NASA rafts monitor Tahoe’s temperature
They may not look like they are part of NASA, but they are.
Four small, yellow rafts out near the middle of Lake Tahoe are quietly taking the lake’s temperature for comparison with NASA’s recently launched Terra satellite.
The Terra, a $1.3 billion satellite, was launched on Dec. 18 at Vandenberg Air Force Base, Calif. The satellite is the first to be launched as part of a 15-year mission to map the earth and review environmental and physical changes.
“We know the planet’s changing, what the Terra will do is give the planet a physical,” said Dr. Simon Hook, a research scientist at the Jet Propulsion Laboratory in Pasadena, Calif.
Working in collaboration with the University of California, Davis, Tahoe Research Group, Hook spent 12 hours in Tahoe City last Thursday preparing the rafts so that they would be ready when Terra sends its first temperature readings at the end of February.
The temperature readings are only one of Terra’s many different features.
“The Terra is taking the pulse of the planet,” Hook said.
“One of the problems we always face is how accurate are the satellite temperature measurements,” Hook said.
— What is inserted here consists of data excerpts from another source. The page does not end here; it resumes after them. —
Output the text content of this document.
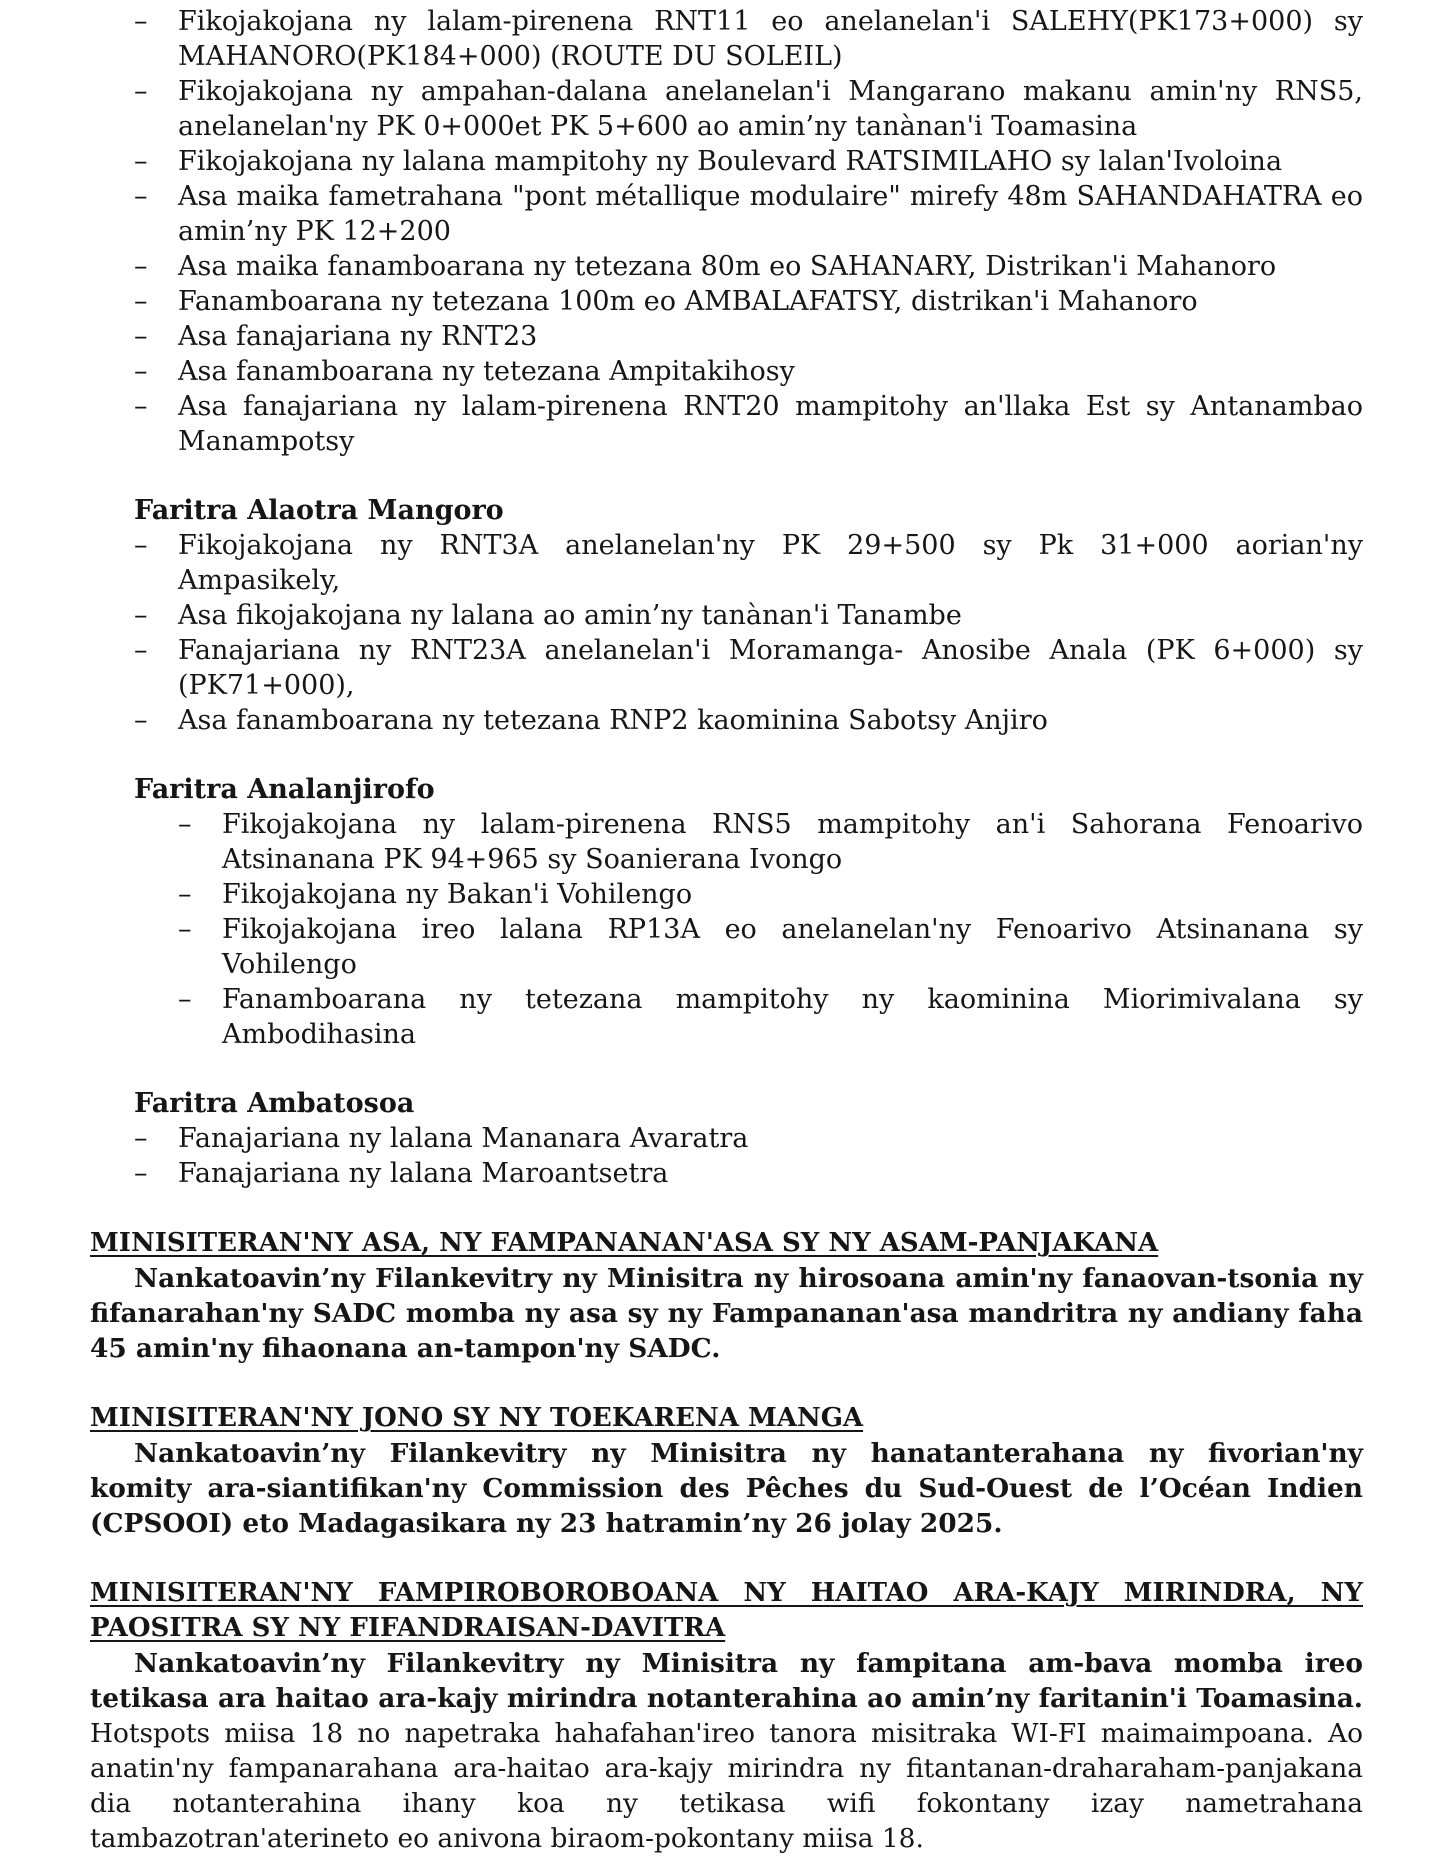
– Fikojakojana ny lalam-pirenena RNT11 eo anelanelan'i SALEHY(PK173+000) sy MAHANORO(PK184+000) (ROUTE DU SOLEIL)
– Fikojakojana ny ampahan-dalana anelanelan'i Mangarano makanu amin'ny RNS5, anelanelan'ny PK 0+000et PK 5+600 ao amin’ny tanànan'i Toamasina
– Fikojakojana ny lalana mampitohy ny Boulevard RATSIMILAHO sy lalan'Ivoloina
– Asa maika fametrahana "pont métallique modulaire" mirefy 48m SAHANDAHATRA eo amin’ny PK 12+200
– Asa maika fanamboarana ny tetezana 80m eo SAHANARY, Distrikan'i Mahanoro
– Fanamboarana ny tetezana 100m eo AMBALAFATSY, distrikan'i Mahanoro
– Asa fanajariana ny RNT23
– Asa fanamboarana ny tetezana Ampitakihosy
– Asa fanajariana ny lalam-pirenena RNT20 mampitohy an'llaka Est sy Antanambao Manampotsy
Faritra Alaotra Mangoro
– Fikojakojana ny RNT3A anelanelan'ny PK 29+500 sy Pk 31+000 aorian'ny Ampasikely,
– Asa fikojakojana ny lalana ao amin’ny tanànan'i Tanambe
– Fanajariana ny RNT23A anelanelan'i Moramanga- Anosibe Anala (PK 6+000) sy (PK71+000),
– Asa fanamboarana ny tetezana RNP2 kaominina Sabotsy Anjiro
Faritra Analanjirofo
– Fikojakojana ny lalam-pirenena RNS5 mampitohy an'i Sahorana Fenoarivo Atsinanana PK 94+965 sy Soanierana Ivongo
– Fikojakojana ny Bakan'i Vohilengo
– Fikojakojana ireo lalana RP13A eo anelanelan'ny Fenoarivo Atsinanana sy Vohilengo
– Fanamboarana ny tetezana mampitohy ny kaominina Miorimivalana sy Ambodihasina
Faritra Ambatosoa
– Fanajariana ny lalana Mananara Avaratra
– Fanajariana ny lalana Maroantsetra
MINISITERAN'NY ASA, NY FAMPANANAN'ASA SY NY ASAM-PANJAKANA
Nankatoavin’ny Filankevitry ny Minisitra ny hirosoana amin'ny fanaovan-tsonia ny fifanarahan'ny SADC momba ny asa sy ny Fampananan'asa mandritra ny andiany faha 45 amin'ny fihaonana an-tampon'ny SADC.
MINISITERAN'NY JONO SY NY TOEKARENA MANGA
Nankatoavin’ny Filankevitry ny Minisitra ny hanatanterahana ny fivorian'ny komity ara-siantifikan'ny Commission des Pêches du Sud-Ouest de l’Océan Indien (CPSOOI) eto Madagasikara ny 23 hatramin’ny 26 jolay 2025.
MINISITERAN'NY FAMPIROBOROBOANA NY HAITAO ARA-KAJY MIRINDRA, NY PAOSITRA SY NY FIFANDRAISAN-DAVITRA
Nankatoavin’ny Filankevitry ny Minisitra ny fampitana am-bava momba ireo tetikasa ara haitao ara-kajy mirindra notanterahina ao amin’ny faritanin'i Toamasina. Hotspots miisa 18 no napetraka hahafahan'ireo tanora misitraka WI-FI maimaimpoana. Ao anatin'ny fampanarahana ara-haitao ara-kajy mirindra ny fitantanan-draharaham-panjakana dia notanterahina ihany koa ny tetikasa wifi fokontany izay nametrahana tambazotran'aterineto eo anivona biraom-pokontany miisa 18.
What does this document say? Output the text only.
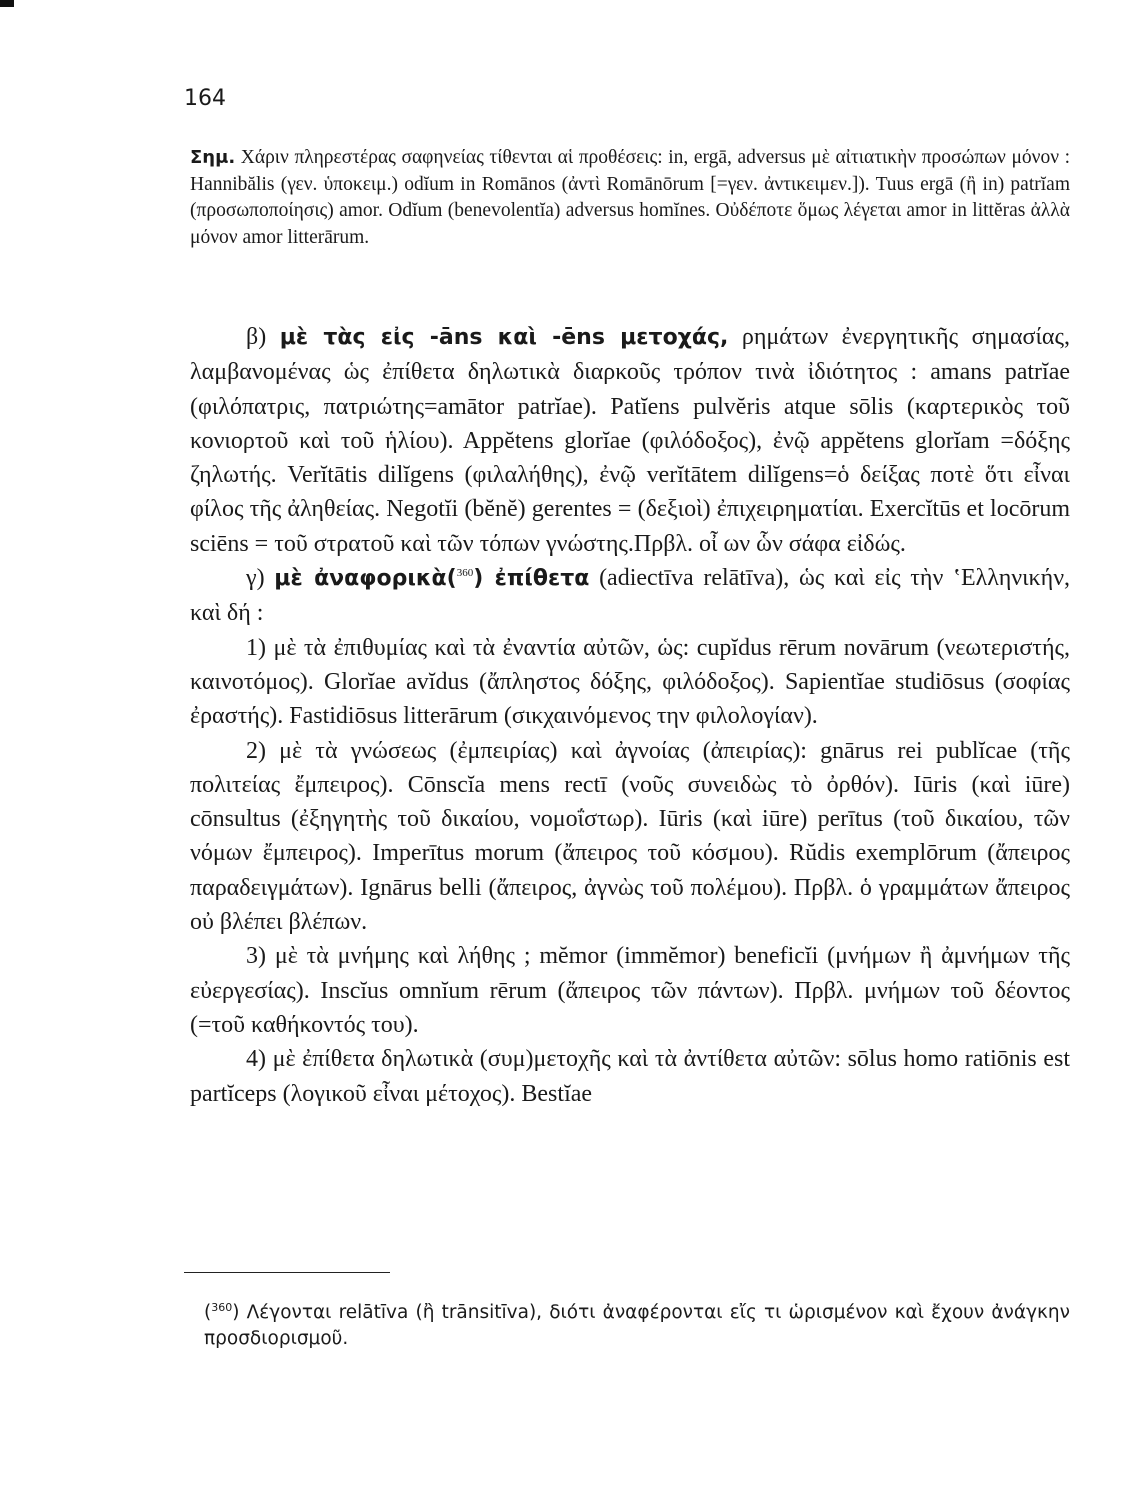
164

Σημ. Χάριν πληρεστέρας σαφηνείας τίθενται αἱ προθέσεις: in, ergā, adversus μὲ αἰτιατικὴν προσώπων μόνον : Hannibălis (γεν. ὑποκειμ.) odĭum in Romānos (ἀντὶ Romānōrum [=γεν. ἀντικειμεν.]). Tuus ergā (ἢ in) patrĭam (προσωποποίησις) amor. Odĭum (benevolentĭa) adversus homĭnes. Οὐδέποτε ὅμως λέγεται amor in littĕras ἀλλὰ μόνον amor litterārum.

β) μὲ τὰς εἰς -āns καὶ -ēns μετοχάς, ρημάτων ἐνεργητικῆς σημασίας, λαμβανομένας ὡς ἐπίθετα δηλωτικὰ διαρκοῦς τρόπον τινὰ ἰδιότητος : amans patrĭae (φιλόπατρις, πατριώτης=amātor patrĭae). Patĭens pulvĕris atque sōlis (καρτερικὸς τοῦ κονιορτοῦ καὶ τοῦ ἡλίου). Appĕtens glorĭae (φιλόδοξος), ἐνῷ appĕtens glorĭam =δόξης ζηλωτής. Verĭtātis dilĭgens (φιλαλήθης), ἐνῷ verĭtātem dilĭgens=ὁ δείξας ποτὲ ὅτι εἶναι φίλος τῆς ἀληθείας. Negotĭi (bĕnĕ) gerentes = (δεξιοὶ) ἐπιχειρηματίαι. Exercĭtūs et locōrum sciēns = τοῦ στρατοῦ καὶ τῶν τόπων γνώστης.Πρβλ. οἶ ων ὧν σάφα εἰδώς.

γ) μὲ ἀναφορικὰ($^{360}$) ἐπίθετα (adiectīva relātīva), ὡς καὶ εἰς τὴν ʽΕλληνικήν, καὶ δή :

1) μὲ τὰ ἐπιθυμίας καὶ τὰ ἐναντία αὐτῶν, ὡς: cupĭdus rērum novārum (νεωτεριστής, καινοτόμος). Glorĭae avĭdus (ἄπληστος δόξης, φιλόδοξος). Sapientĭae studiōsus (σοφίας ἐραστής). Fastidiōsus litterārum (σικχαινόμενος την φιλολογίαν).

2) μὲ τὰ γνώσεως (ἐμπειρίας) καὶ ἀγνοίας (ἀπειρίας): gnārus rei publĭcae (τῆς πολιτείας ἔμπειρος). Cōnscĭa mens rectī (νοῦς συνειδὼς τὸ ὀρθόν). Iūris (καὶ iūre) cōnsultus (ἐξηγητὴς τοῦ δικαίου, νομοΐστωρ). Iūris (καὶ iūre) perītus (τοῦ δικαίου, τῶν νόμων ἔμπειρος). Imperītus morum (ἄπειρος τοῦ κόσμου). Rŭdis exemplōrum (ἄπειρος παραδειγμάτων). Ignārus belli (ἄπειρος, ἀγνὼς τοῦ πολέμου). Πρβλ. ὁ γραμμάτων ἄπειρος οὐ βλέπει βλέπων.

3) μὲ τὰ μνήμης καὶ λήθης ; mĕmor (immĕmor) beneficĭi (μνήμων ἢ ἀμνήμων τῆς εὐεργεσίας). Inscĭus omnĭum rērum (ἄπειρος τῶν πάντων). Πρβλ. μνήμων τοῦ δέοντος (=τοῦ καθήκοντός του).

4) μὲ ἐπίθετα δηλωτικὰ (συμ)μετοχῆς καὶ τὰ ἀντίθετα αὐτῶν: sōlus homo ratiōnis est partĭceps (λογικοῦ εἶναι μέτοχος). Bestĭae

($^{360}$) Λέγονται relātīva (ἢ trānsitīva), διότι ἀναφέρονται εἴς τι ὡρισμένον καὶ ἔχουν ἀνάγκην προσδιορισμοῦ.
By placing the rafts on Lake Tahoe, Hook hopes to resolve some of those problems.
“There are lots of reasons we choose Tahoe,” Hook said. “Tahoe is high, big and because it is water, the temperature is much more consistent.”
Lake Tahoe also has a few added bonuses: great water clarity keeps the equipment in good condition and the lake doesn’t freeze.
The rafts take continuous measurements of the lake’s surface temperature which can be downloaded by Hook in Pasadena. He can then calculate what the satellite sees by using atmospheric disturbance and wind speed equipment located on the U.S. Coast Guard’s dock in Tahoe City.
“It is important that the rafts make continuous measurements because the satellite will only be over Lake Tahoe for a few seconds and will not make it back over the lake for two weeks,” Hook said.
The rafts are nicknamed “doghouses” by Hook and raft designer Ali Abtahi because the solar panels form a roof over the 6-by-9 foot rafts. The rafts are painted bright yellow with reflective tape and hazard lights. Behind the rafts trails a small contraption nicknamed “the insect” because it looks like to a praying mantis, Hook said. The “insect” takes all of the measurements.
Hook also operates three other validation sites, all in Australia. The sites are set up on different types of terrain.
“We need to know how the satellite works over different terrain,” Hook said.
According to Hook, the rafts in Tahoe are operational and all they need to do now is wait for the satellite.
“It’s all maintenance from now on,” he said.
Eventually Hook wants to put weather stations on the rafts to help him calculate what the satellite sees.
“My hope is that we can do multiple satellite validations because Tahoe is so ideal,” Hook said.